A while back, I reached out to a trusted industry colleague to get his thoughts on the mobile search landscape. He, in turn, referred to me to the one person he trusts for mobile thought leadership, and I decided to pick her brain for a while. After engaging in a six-week consultation, I’ve come away even more convinced that what we currently consider to be “mobile marketing” will soon become just plain marketing.
Let me explain.
If you work for an enterprise brand of any sort, you’re likely very aware of the fact that:
a) a significant portion of your traffic and conversion originate from either a smart phone or a tablet, and that this portion is growing larger and larger with every passing day
b) many of these consumers are actually consuming your content and engaging with your brand via multiple mobile screens (e.g. both via tablets and via smart phones)
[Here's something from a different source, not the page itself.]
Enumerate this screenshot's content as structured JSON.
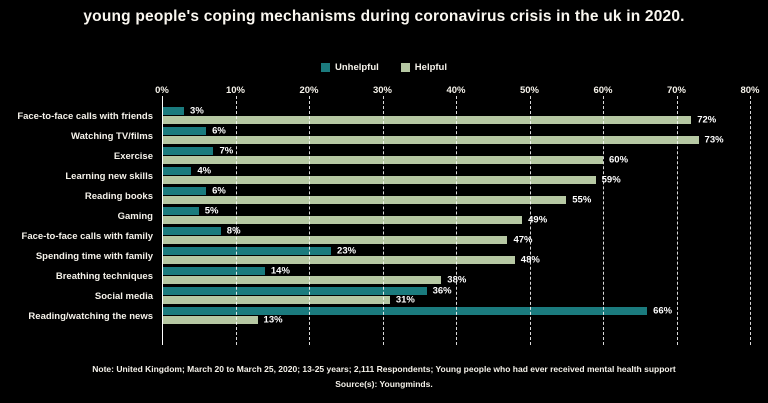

And if you keep up with current industry trends, you also know that nearly 1 out of every 5 people in the US do virtually all of their web browsing via mobile devices. Imagine what that number will be in 2013? 2015? 2020?
And yet amazingly, in talking with folks that manage businesses large and small, it’s quite apparent that many companies either put their mobile strategy on the back burner or ignore it all together. This is a major mistake in my opinion, because the repercussions of a poor or non-existent mobile presence extend to a variety of key marketing channels like search, social, and email as well as adversely impacting arguably the most important of all marketing facets; conversion optimization.
If you’re a marketer that’s guilty of putting mobile on the back burner, here are a few basic steps that you can take to correct your course:
1) Validate your site for mobile browsers
2) Learn about what Google has to say regarding responsive web design and other solutions for making your site mobile friendly
3) Focus on improving page-load speeds
No seriously, if you don’t do anything else, make a concerted effort to improve page-load speed for your website. The empirical evidence suggests that page-load speed is by far the number one factor determining how users perceive your site when viewing via a mobile browser. Moreover, improving page-load speed can also have a major impact on visitors that are using traditional desktop and laptop browsers.
Because guess what; all of your design, marketing, and advertising efforts – mobile or otherwise – won’t do a bit of good if your site takes forever to load.